As of December 26, 2015, certain wafer deliveries under the fifth amendment to the WSA have been
delayed until fiscal 2016. As of December 26, 2015, purchase obligations for fiscal 2016 were approximately
$248 million, of which approximately $185 million, consisting of wafers and research and development
activities, were received by December 31, 2015.
We generally negotiate our purchase commitments with GF on an annual basis and as such we cannot
meaningfully quantify or estimate our future purchase obligations to GF. We are currently in the process of
negotiating a sixth amendment to the WSA, and we expect that our future purchases from GF will continue to be
material.
Our total purchases from GF related to wafer manufacturing and research and development activities were
approximately $0.9 billion for 2015 and approximately $1 billion for each 2014 and 2013, respectively.

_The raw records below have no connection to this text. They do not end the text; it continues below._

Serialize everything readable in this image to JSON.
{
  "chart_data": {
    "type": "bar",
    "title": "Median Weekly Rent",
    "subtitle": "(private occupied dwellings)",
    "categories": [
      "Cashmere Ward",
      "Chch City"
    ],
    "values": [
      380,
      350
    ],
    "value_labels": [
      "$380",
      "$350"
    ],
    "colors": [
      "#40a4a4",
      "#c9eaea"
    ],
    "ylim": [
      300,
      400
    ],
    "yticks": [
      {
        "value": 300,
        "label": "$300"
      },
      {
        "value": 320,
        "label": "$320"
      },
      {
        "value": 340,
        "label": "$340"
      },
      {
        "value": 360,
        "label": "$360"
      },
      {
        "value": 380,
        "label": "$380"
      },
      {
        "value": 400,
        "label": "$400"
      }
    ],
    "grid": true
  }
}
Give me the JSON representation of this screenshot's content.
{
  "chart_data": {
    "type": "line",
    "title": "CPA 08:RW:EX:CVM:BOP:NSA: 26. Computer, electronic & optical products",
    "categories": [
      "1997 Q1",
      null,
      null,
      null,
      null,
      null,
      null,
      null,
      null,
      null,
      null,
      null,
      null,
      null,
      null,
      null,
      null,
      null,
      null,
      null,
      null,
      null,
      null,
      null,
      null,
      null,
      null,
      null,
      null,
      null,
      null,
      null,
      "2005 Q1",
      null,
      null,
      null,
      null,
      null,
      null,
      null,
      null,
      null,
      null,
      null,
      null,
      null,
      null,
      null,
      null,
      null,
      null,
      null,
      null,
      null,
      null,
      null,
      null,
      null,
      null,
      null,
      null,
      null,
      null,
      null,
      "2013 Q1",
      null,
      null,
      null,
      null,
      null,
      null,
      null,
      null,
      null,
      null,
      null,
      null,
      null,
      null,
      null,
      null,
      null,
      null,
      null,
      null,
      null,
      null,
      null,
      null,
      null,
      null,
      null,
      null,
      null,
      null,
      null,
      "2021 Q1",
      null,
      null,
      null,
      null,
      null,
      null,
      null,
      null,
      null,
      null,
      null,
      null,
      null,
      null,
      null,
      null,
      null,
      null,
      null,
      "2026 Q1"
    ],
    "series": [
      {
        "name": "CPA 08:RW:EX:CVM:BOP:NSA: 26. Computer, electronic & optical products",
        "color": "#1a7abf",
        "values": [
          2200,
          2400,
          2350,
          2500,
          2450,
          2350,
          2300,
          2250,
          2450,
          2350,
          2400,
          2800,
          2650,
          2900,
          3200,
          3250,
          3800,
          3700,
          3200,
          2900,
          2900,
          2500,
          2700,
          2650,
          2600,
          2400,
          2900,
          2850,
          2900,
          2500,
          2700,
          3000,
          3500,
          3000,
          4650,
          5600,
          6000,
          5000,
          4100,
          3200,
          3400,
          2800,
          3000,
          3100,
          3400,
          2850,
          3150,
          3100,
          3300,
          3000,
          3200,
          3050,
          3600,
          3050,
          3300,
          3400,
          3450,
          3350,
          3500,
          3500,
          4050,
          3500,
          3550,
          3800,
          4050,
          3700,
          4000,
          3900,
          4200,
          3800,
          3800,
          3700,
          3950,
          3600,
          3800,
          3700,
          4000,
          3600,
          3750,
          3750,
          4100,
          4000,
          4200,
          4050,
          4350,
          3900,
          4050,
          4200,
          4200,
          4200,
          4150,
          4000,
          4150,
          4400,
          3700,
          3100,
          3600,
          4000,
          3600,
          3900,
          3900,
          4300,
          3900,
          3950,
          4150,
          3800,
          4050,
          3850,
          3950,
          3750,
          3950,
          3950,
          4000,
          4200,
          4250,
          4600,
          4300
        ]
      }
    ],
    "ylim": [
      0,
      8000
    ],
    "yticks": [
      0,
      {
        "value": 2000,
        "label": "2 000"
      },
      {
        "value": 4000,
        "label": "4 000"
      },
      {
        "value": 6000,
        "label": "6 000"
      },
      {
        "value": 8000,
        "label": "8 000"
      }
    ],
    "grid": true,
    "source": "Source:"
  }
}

Equity Interest Purchase Agreement
On October 15, 2015, we entered into an Equity Interest Purchase Agreement (the Equity Interest Purchase
Agreement) with Nantong Fujitsu Microelectronics Co., Ltd., a Chinese joint stock company (JV Party), under
which we will sell to JV Party a majority of the equity interests in AMD Technologies (China) Co. Ltd., a
wholly-foreign owned enterprise incorporated as a limited liability company (the Chinese Target Company), and
Advanced Micro Devices Export Sdn. Bhd., a Malaysian limited liability company (the Malaysian Target
Company and, together with the Chinese Target Company, the Target Companies), thereby forming two joint
ventures (collectively, the JVs) with JV Party in a transaction valued at approximately $436 million (the
Transaction). The JV Party will acquire 85% of the equity interests in each JV for approximately $371 million
and we estimate we will receive approximately $320 million cash, net of taxes and other customary expenses.
After closing, JV Party’s affiliates will own 85% of the equity interests in each JV while certain of our
subsidiaries will own the remaining 15%. The Transaction will result in the JVs providing assembly, testing,
marking, packing and packaging services (ATMP) to us. We plan to account for our investment in the JVs under
the equity method of accounting.
The Equity Interest Purchase Agreement also has related agreements including: (i) with respect to the
Malaysian Target Company, a Shareholders’ Agreement, and with respect to the Chinese Target Company, a
Joint Venture Contract governing the joint venture relationships from and after the Closing, (ii) an IP License
Agreement, (iii) a Manufacturing Services Agreement, (iv) a Transition Services Agreement, and (v) a
Trademark License Agreement.
The transaction is expected to close in the first half of 2016, pending all regulatory and other approvals.
As a result of the decision to form the above JVs, the balance sheet as of December 26, 2015, reflects held-
for-sale accounting of the ATMP assets and liabilities which requires reclassification of such financial amounts
to current assets and current liabilities. We reclassified $183 million to other current assets and $79 million to
other current liabilities. Asset balances reclassified into other current assets primarily consist of property, plant,
and equipment of $110 million, goodwill of $42 million and inventory of $15 million. Liability balances
reclassified into other current liabilities primarily consist of accounts payable of $70 million. The balances
included in the final gain/(loss) calculation, at closing, are likely to be different due to normal operational
activities occurring through the closing date.